Allerdings fühlte ich mich sehr allein, als Smartie das erste Mal nach mir rief. Das Pferd hat eine große Vielfalt an Ruftönen, es kann klingen wie Glocken, Musik, scharfe Pfiffe, wie man sie vom Herrn eines Hundes erwarten würde, mal klingt Smarties Stimme wie Pauken und Trompeten, mal flüstert sie wie ein Windhauch. Nur das Wiehern kam seltsamerweise nicht vor. Smartie wollte los mit mir, in die Welt, in das große Netz, das alles zusammenhält, alle diejenigen, die zu den Auserwählten, den Wissenden gehören. "Mach mal", gab ich probehalber zur Antwort, "auf zu meiner Tochter, guten Tag sagen!" Aber Smartie schwieg, stumm und reglos, fast wie ein toter Gegenstand. Ich begann, mein Drachenpferd zögernd zu betasten, versuchte, es zum Leben zu erwecken. Ab und zu blitzte eine Reaktion auf, mehr zufällig hatte ich wohl einen Nerv erwischt, da sah ich dann bunte Bilder von meinen Angehörigen, las freundliche Einladungen und erhielt allerlei Verlockungen aus jener Welt, wo man sich nie langweilt, nie müde und vor allem nie allein ist.

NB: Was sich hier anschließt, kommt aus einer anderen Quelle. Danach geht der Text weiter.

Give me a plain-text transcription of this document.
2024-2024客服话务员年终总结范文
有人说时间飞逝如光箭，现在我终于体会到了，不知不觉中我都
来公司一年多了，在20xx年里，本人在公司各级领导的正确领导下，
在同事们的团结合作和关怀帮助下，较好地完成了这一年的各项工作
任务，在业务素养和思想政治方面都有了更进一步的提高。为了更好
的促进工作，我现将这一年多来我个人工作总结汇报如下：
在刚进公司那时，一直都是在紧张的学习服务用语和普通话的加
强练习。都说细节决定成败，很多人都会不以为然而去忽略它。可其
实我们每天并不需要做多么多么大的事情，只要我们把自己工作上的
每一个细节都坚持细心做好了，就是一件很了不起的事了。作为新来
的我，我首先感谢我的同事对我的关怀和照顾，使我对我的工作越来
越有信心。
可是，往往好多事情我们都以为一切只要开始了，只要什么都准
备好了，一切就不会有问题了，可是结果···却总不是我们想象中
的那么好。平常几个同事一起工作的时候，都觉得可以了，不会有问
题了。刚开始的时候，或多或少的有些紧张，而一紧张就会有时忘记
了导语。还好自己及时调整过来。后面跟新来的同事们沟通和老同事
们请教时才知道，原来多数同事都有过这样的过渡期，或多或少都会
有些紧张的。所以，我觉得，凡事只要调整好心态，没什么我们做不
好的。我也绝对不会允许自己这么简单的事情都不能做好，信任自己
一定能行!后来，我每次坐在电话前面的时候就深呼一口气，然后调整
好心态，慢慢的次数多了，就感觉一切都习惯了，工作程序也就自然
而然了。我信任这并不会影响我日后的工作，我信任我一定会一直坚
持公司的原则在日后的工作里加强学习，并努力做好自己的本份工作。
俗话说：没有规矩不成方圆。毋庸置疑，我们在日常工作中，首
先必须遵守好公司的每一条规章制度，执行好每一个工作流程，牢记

Auch eine Fremdsprache beginnt mit einem Wort. Meines hieß "Whatsapp". Ich wiederholte es, übte es ein. Und zu meiner Freude gehorchte Smartie meinem Wort! Ich mag wohl noch zu Teilen in meiner Stube gesessen haben, aber ich plauderte, was auf Chinesisch "Chatten" heißt, bunte Bildchen flogen hin und her und - oh, Wunder - es waren meine Lieben!
Von diesem meinem ersten Ritt auf einem Drachenpferd kehrte ich völlig erschöpft zurück, mir brausten die Ohren, ich hatte Sternchen vor den Augen. Aber ich hatte auch Feuer gefangen, Drachenfeuer sozusagen. Smartie hatte sich unauffällig abgelegt, er hätte wieder wie zu Beginn in die kleine Schachtel gepaßt. Aber dennoch war da sein Versprechen: ich kann viel mehr. Im Grunde kann ich fast unendlich viel. Du wirst auf meine Dienste nie mehr verzichten wollen. Mit ähnlichen Worten war ich doch kurz zuvor beschenkt worden, mit meinem Drachenpferd und der Aussicht auf Unendlichkeit, Unbegrenztheit, überall verbunden?

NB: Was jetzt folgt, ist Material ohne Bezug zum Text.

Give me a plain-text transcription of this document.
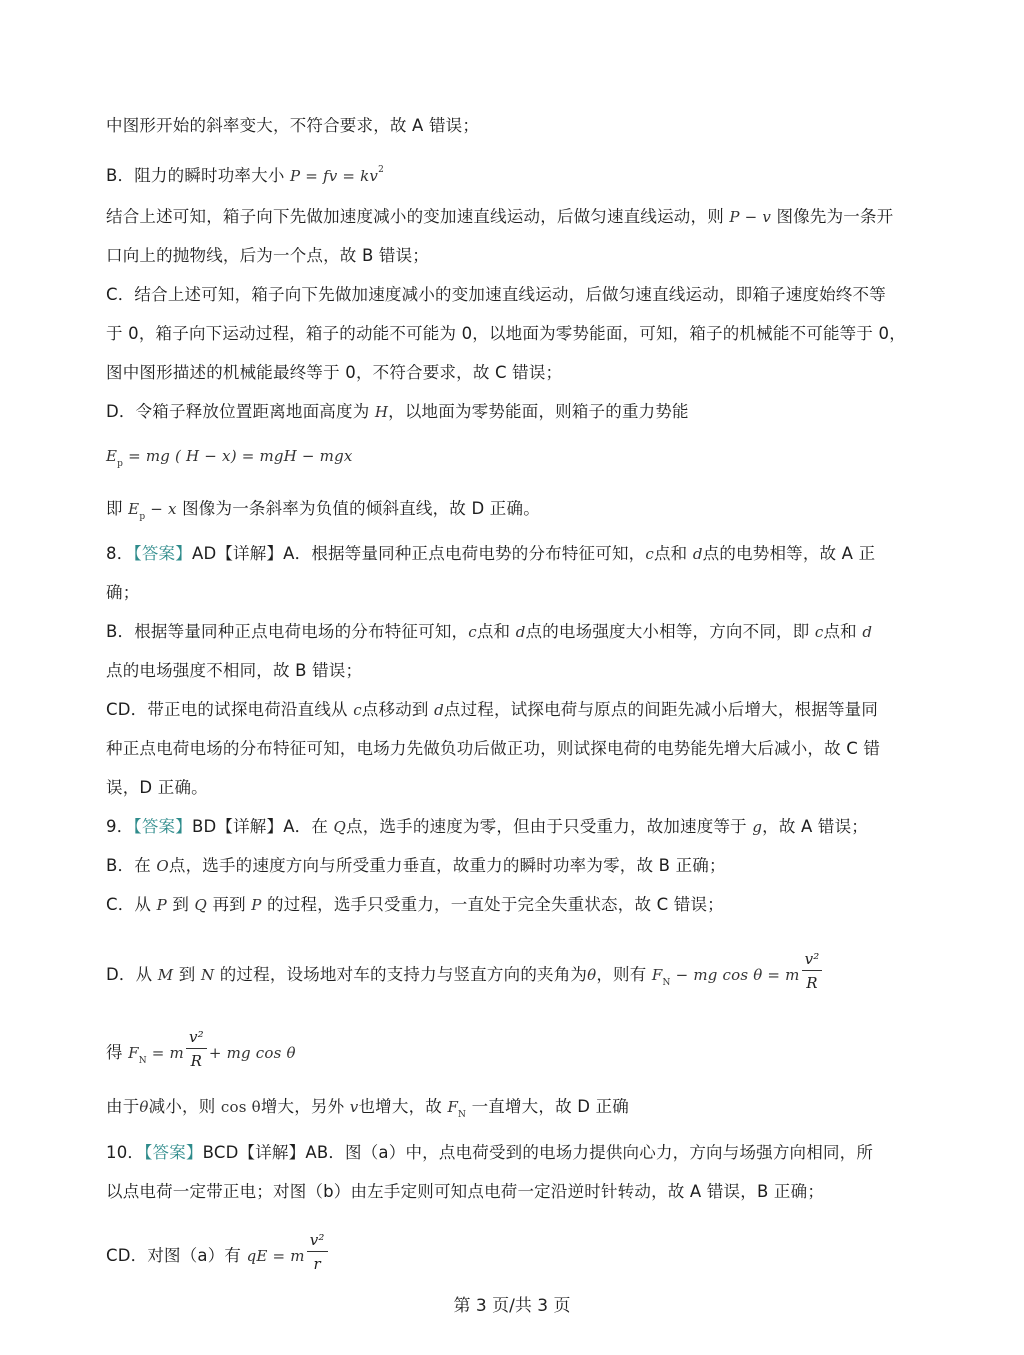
中图形开始的斜率变大，不符合要求，故 A 错误；
B．阻力的瞬时功率大小 P = fv = $kv^2$
结合上述可知，箱子向下先做加速度减小的变加速直线运动，后做匀速直线运动，则 P − v 图像先为一条开
口向上的抛物线，后为一个点，故 B 错误；
C．结合上述可知，箱子向下先做加速度减小的变加速直线运动，后做匀速直线运动，即箱子速度始终不等
于 0，箱子向下运动过程，箱子的动能不可能为 0，以地面为零势能面，可知，箱子的机械能不可能等于 0，
图中图形描述的机械能最终等于 0，不符合要求，故 C 错误；
D．令箱子释放位置距离地面高度为 H，以地面为零势能面，则箱子的重力势能
$E_p$ = mg ( H − x) = mgH − mgx
即 $E_p - x$ 图像为一条斜率为负值的倾斜直线，故 D 正确。
8．【答案】AD【详解】A．根据等量同种正点电荷电势的分布特征可知，c点和 d点的电势相等，故 A 正
确；
B．根据等量同种正点电荷电场的分布特征可知，c点和 d点的电场强度大小相等，方向不同，即 c点和 d
点的电场强度不相同，故 B 错误；
CD．带正电的试探电荷沿直线从 c点移动到 d点过程，试探电荷与原点的间距先减小后增大，根据等量同
种正点电荷电场的分布特征可知，电场力先做负功后做正功，则试探电荷的电势能先增大后减小，故 C 错
误，D 正确。
9．【答案】BD【详解】A．在 Q点，选手的速度为零，但由于只受重力，故加速度等于 g，故 A 错误；
B．在 O点，选手的速度方向与所受重力垂直，故重力的瞬时功率为零，故 B 正确；
C．从 P 到 Q 再到 P 的过程，选手只受重力，一直处于完全失重状态，故 C 错误；
D．从 M 到 N 的过程，设场地对车的支持力与竖直方向的夹角为θ，则有 $F_N$ − mg cos θ = m $\frac{\text{v²}}{R}$
得 $F_N = m \frac{\text{v²}}{R}$ + mg cos θ
由于θ减小，则 cos θ增大，另外 v也增大，故 $F_N$ 一直增大，故 D 正确
10．【答案】BCD【详解】AB．图（a）中，点电荷受到的电场力提供向心力，方向与场强方向相同，所
以点电荷一定带正电；对图（b）由左手定则可知点电荷一定沿逆时针转动，故 A 错误，B 正确；
CD．对图（a）有 qE = m $\frac{\text{v²}}{r}$
第 3 页/共 3 页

So scheint es tatsächlich zu sein. Sie lag heute im Krankenhaus, kilometerweit entfernt von mir. Gern hätte ich mich neben ihr Bett gehockt, sie getröstet und ihr die Zeit mit einer Geschichte vertrieben.
Plötzlich ein sanfter Ton von Smartie: "Dafür bin ich doch da!" Sie und ich, wir gehören beide zu den Auserwählten, besitzen jeder so ein Drachenpferd. Flugs sattelte ich Smartie, fand das passende chinesische Kommando-Wort, und das Unglaubliche geschah: ich fand mich augenblicklich im Krankenhaus neben ihrem Bett. Wir plauderten ein wenig, lachten sogar, und ich begann, zum Zeitvertreib eine Geschichte zu erzählen. Besser als jedes Schlafmittel ist immer noch eine Gute-Nacht-Geschichte.

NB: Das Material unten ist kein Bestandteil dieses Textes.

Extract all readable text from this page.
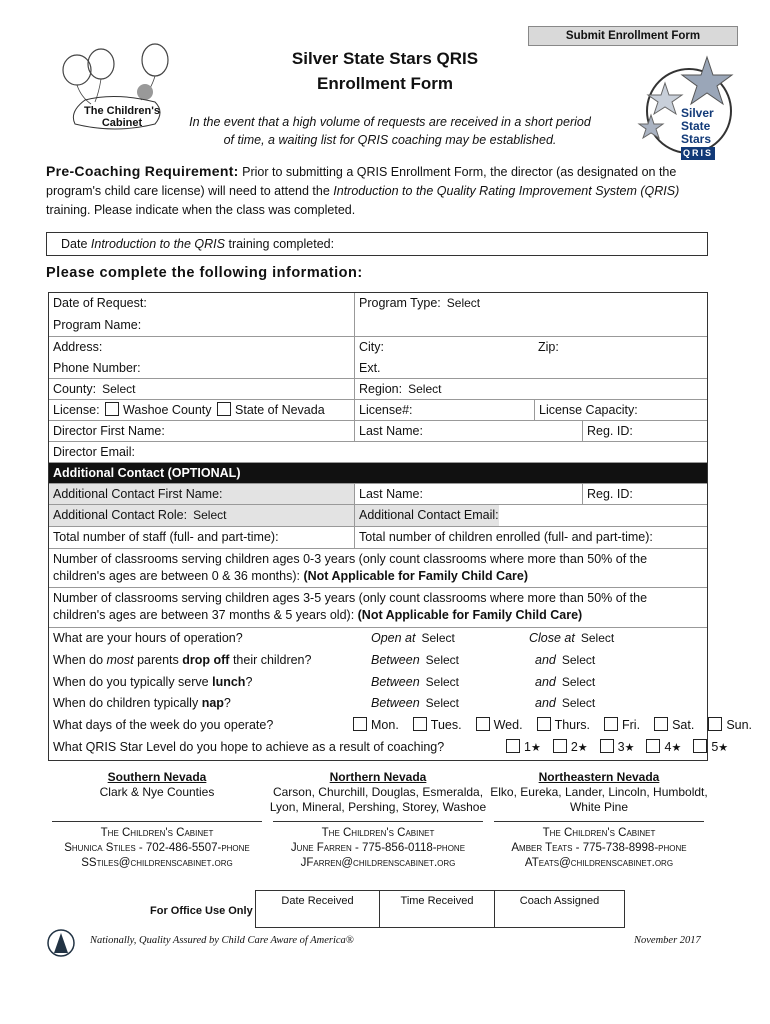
Submit Enrollment Form
The Children's
Cabinet
Silver State Stars QRIS
Enrollment Form
Silver
State
Stars
QRIS
In the event that a high volume of requests are received in a short period of time, a waiting list for QRIS coaching may be established.
Pre-Coaching Requirement: Prior to submitting a QRIS Enrollment Form, the director (as designated on the program's child care license) will need to attend the Introduction to the Quality Rating Improvement System (QRIS) training. Please indicate when the class was completed.
Date Introduction to the QRIS training completed:
Please complete the following information:
Date of Request:	Program Type: Select
Program Name:
Address:	City:	Zip:
Phone Number:	Ext.
County: Select	Region: Select
License: Washoe County State of Nevada	License#:	License Capacity:
Director First Name:	Last Name:	Reg. ID:
Director Email:
Additional Contact (OPTIONAL)
Additional Contact First Name:	Last Name:	Reg. ID:
Additional Contact Role: Select	Additional Contact Email:
Total number of staff (full- and part-time):	Total number of children enrolled (full- and part-time):
Number of classrooms serving children ages 0-3 years (only count classrooms where more than 50% of the children's ages are between 0 & 36 months): (Not Applicable for Family Child Care)
Number of classrooms serving children ages 3-5 years (only count classrooms where more than 50% of the children's ages are between 37 months & 5 years old): (Not Applicable for Family Child Care)
What are your hours of operation?	Open at Select	Close at Select
When do most parents drop off their children?	Between Select	and Select
When do you typically serve lunch?	Between Select	and Select
When do children typically nap?	Between Select	and Select
What days of the week do you operate?	Mon.	Tues.	Wed.	Thurs.	Fri.	Sat.	Sun.
What QRIS Star Level do you hope to achieve as a result of coaching?	1★ 2★ 3★ 4★ 5★
Southern Nevada
Clark & Nye Counties
The Children's Cabinet
Shunica Stiles - 702-486-5507-phone
SStiles@childrenscabinet.org
Northern Nevada
Carson, Churchill, Douglas, Esmeralda, Lyon, Mineral, Pershing, Storey, Washoe
The Children's Cabinet
June Farren - 775-856-0118-phone
JFarren@childrenscabinet.org
Northeastern Nevada
Elko, Eureka, Lander, Lincoln, Humboldt, White Pine
The Children's Cabinet
Amber Teats - 775-738-8998-phone
ATeats@childrenscabinet.org
For Office Use Only
Date Received	Time Received	Coach Assigned
Nationally, Quality Assured by Child Care Aware of America®	November 2017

Ja, in der Tat, ich möchte schon jetzt nicht mehr auf Smartie verzichten. Daß ich nun zu den Auserwählten, der Gemeinde der Glückseligen gehöre, verpflichtet natürlich auch. Reiten kann man lernen, auch auf einem Drachenpferd. In ein paar Monaten werde ich vermutlich nichts anderes mehr tun wollen, so wie alle anderen von der Insel der Glückseligen.